Google Books dans la mire de certains pays européens
Certains pays de l’Union
Européenne (UE) doutent de l’efficacité du système de gestion des
droits d’auteur mis en place par Google pour sa bibliothèque en ligne.
Selon l’Agence France-Presse (AFP), qui cite des sources diplomatiques,
ces pays seraient d’ailleurs sur le point de demander à la Commission
européenne d’examiner les pratiques de la société très attentivement.
Des
discussions autour de Google Books, ou «Google Recherche de Livres»,
sont à l’agenda d’une rencontre à laquelle participeront les ministres
chargés des questions de compétitivité jeudi et vendredi, à Bruxelles.
L’AFP cite une source de la présidence tchèque de l’UE qui aurait
indiqué que c’est à ce moment-là que les pays demanderont à la
Commission d’analyser les politiques de gestion des droits d’auteur du
géant américain.
Selon une autre source diplomatique européenne, Google privilégierait
«une approche discrétionnaire», mettant d’abord le contenu en ligne et
ne discutant ensuite qu’avec les ayants droit qui se sentiraient lésés.
Cette source estime que dans ce cadre, «le respect des droits d’auteur
[s’avère] insuffisant par rapport au droit européen».

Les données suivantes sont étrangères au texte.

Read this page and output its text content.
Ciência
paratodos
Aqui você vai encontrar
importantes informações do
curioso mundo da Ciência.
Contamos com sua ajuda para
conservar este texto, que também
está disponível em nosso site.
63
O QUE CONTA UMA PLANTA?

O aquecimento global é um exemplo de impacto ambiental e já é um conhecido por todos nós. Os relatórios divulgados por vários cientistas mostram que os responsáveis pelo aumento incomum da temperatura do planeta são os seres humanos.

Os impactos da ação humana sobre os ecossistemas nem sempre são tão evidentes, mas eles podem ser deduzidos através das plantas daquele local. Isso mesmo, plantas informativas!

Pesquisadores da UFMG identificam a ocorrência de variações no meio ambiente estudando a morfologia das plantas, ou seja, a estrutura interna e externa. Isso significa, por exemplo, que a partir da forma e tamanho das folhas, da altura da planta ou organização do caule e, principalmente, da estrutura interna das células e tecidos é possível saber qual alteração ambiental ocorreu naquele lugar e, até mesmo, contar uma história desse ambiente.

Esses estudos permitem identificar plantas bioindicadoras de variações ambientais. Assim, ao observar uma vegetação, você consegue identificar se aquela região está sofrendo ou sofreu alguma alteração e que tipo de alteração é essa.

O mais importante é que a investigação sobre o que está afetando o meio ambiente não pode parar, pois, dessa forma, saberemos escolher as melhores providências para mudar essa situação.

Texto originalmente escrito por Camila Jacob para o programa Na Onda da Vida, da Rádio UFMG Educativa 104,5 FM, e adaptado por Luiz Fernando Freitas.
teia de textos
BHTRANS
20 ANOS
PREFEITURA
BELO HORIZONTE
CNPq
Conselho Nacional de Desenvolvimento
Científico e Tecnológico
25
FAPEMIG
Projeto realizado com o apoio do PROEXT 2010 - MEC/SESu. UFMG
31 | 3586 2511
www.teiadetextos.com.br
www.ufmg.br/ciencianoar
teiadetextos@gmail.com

Quant au principal intéressé, Google, il aurait souligné à l’AFP sa
grande ouverture à participer à tout dialogue constructif sur l’avenir
des livres et des droits d’auteur». Dans un billet posté sur le blogue
de Google le 13 mai dernier, le responsable européen de la politique du
droit d’auteur, Antoine Aubert, indique que dans le cadre de ce projet,
«les utilisateurs peuvent découvrir gratuitement tout le contenu des
livres libres de droits. Toutefois, dans le cas des livres protégés par
les droits d’auteur, ils […] n’ont accès qu’à de […] très courts
extraits.»
Rappelons qu’aux États-Unis, Google Books a aussi fait des vagues dans
l’industrie du livre: plusieurs regroupements américains d’éditeurs
avaient entamé une procédure de recours collectif contre Google, avant
de parvenir à un accord.
Du côté du Québec, fin avril, l’Association nationale des éditeurs de
livres (ANEL) a conseillé à ses membres de se retirer de l’accord de
numérisation massive d’ouvrages que Google tentait de conclure avec le
monde de l’édition partout sur le globe.